US regulators believe that bank executives are too easily seduced by that simple calculus.
The Federal Deposit Insurance Corporation has therefore proposed new rules. One requires regional banks with more than $100bn of assets to issue a minimum amount of long-term debt, equivalent to 6 per cent of their risk-weighted assets.
The agency believes boosting these balance sheet liabilities — swapping flighty deposits for stickier debt securities — will reduce the risk of bank failures. It should also limit the watchdog’s costs for bailing out depositors. That was necessary earlier this year at Silicon Valley Bank, Signature Bank and First Republic.

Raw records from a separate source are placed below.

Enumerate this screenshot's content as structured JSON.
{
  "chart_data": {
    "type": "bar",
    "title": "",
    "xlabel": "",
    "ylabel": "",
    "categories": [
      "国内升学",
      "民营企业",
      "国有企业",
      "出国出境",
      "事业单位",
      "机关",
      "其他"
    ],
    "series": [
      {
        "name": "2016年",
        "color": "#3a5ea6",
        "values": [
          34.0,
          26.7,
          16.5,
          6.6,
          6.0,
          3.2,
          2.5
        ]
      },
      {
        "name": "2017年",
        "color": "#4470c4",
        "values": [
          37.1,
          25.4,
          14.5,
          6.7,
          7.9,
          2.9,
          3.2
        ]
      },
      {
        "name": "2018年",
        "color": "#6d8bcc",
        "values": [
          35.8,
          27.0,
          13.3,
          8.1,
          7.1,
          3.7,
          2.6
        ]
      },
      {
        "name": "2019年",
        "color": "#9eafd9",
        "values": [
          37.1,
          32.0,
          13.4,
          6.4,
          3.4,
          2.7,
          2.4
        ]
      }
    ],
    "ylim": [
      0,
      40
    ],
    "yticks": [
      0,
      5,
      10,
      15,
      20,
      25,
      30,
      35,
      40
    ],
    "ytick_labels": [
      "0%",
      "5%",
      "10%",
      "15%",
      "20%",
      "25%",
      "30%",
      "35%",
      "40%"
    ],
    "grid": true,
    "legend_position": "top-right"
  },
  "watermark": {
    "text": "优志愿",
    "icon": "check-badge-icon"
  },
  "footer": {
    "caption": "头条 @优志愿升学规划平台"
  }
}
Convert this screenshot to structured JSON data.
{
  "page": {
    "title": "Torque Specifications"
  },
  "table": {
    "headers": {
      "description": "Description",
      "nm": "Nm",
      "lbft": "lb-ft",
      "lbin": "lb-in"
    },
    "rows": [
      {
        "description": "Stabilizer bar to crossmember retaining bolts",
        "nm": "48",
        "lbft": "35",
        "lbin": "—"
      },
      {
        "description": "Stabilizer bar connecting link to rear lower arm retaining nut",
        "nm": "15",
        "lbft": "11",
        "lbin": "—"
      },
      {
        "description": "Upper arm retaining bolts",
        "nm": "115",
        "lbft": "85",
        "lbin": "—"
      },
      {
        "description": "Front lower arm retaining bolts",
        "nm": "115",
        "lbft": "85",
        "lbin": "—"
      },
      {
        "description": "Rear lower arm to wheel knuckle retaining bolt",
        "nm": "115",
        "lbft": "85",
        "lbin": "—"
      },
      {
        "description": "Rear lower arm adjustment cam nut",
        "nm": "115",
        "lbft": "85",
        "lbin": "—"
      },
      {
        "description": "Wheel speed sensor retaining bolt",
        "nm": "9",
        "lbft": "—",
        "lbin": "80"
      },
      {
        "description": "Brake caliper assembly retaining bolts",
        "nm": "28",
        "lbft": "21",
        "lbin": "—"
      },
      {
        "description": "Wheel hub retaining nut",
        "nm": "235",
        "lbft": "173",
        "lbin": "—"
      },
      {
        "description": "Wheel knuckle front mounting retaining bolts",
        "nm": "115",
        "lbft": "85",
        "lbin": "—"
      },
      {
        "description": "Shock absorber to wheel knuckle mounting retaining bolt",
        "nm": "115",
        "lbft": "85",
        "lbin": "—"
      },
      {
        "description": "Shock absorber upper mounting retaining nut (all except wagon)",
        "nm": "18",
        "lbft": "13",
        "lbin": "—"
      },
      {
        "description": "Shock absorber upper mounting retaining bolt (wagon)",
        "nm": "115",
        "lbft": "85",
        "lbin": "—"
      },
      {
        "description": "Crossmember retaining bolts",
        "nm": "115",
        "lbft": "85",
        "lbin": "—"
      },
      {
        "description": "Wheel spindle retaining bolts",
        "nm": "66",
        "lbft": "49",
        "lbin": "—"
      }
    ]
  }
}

It is a reasonable proposal. The risk is one that market forces already police. With deposit capital electronically mobile, banks must pay up to attract it. Banks might as well pay a bit more to get the benefits of long-term bonds. These are safe from redemption by smartphone or customers visiting branches.
According to analysts at Jefferies, the 17 regional banks they cover collectively have $216bn in long-term borrowings. Those institutions would need to raise another $6bn of debt to meet the new requirements (several already have sufficient). The impact upon earnings per share would be just 1 per cent, netting out coupon payments against reinvestment of cash raised.
An additional layer of debt capital would theoretically impose losses upon sophisticated private sector investors should the banks run into trouble. Yet in a deposit run as bad as the one that felled Silicon Valley Bank, a layer of junior bonds would offer small protection. In that case, customers withdrew $42bn in a single day,
Deposit insurance is already funded by levies on banks. The relatively high cost of deposits should make the FDIC’s new rules more palatable for lenders.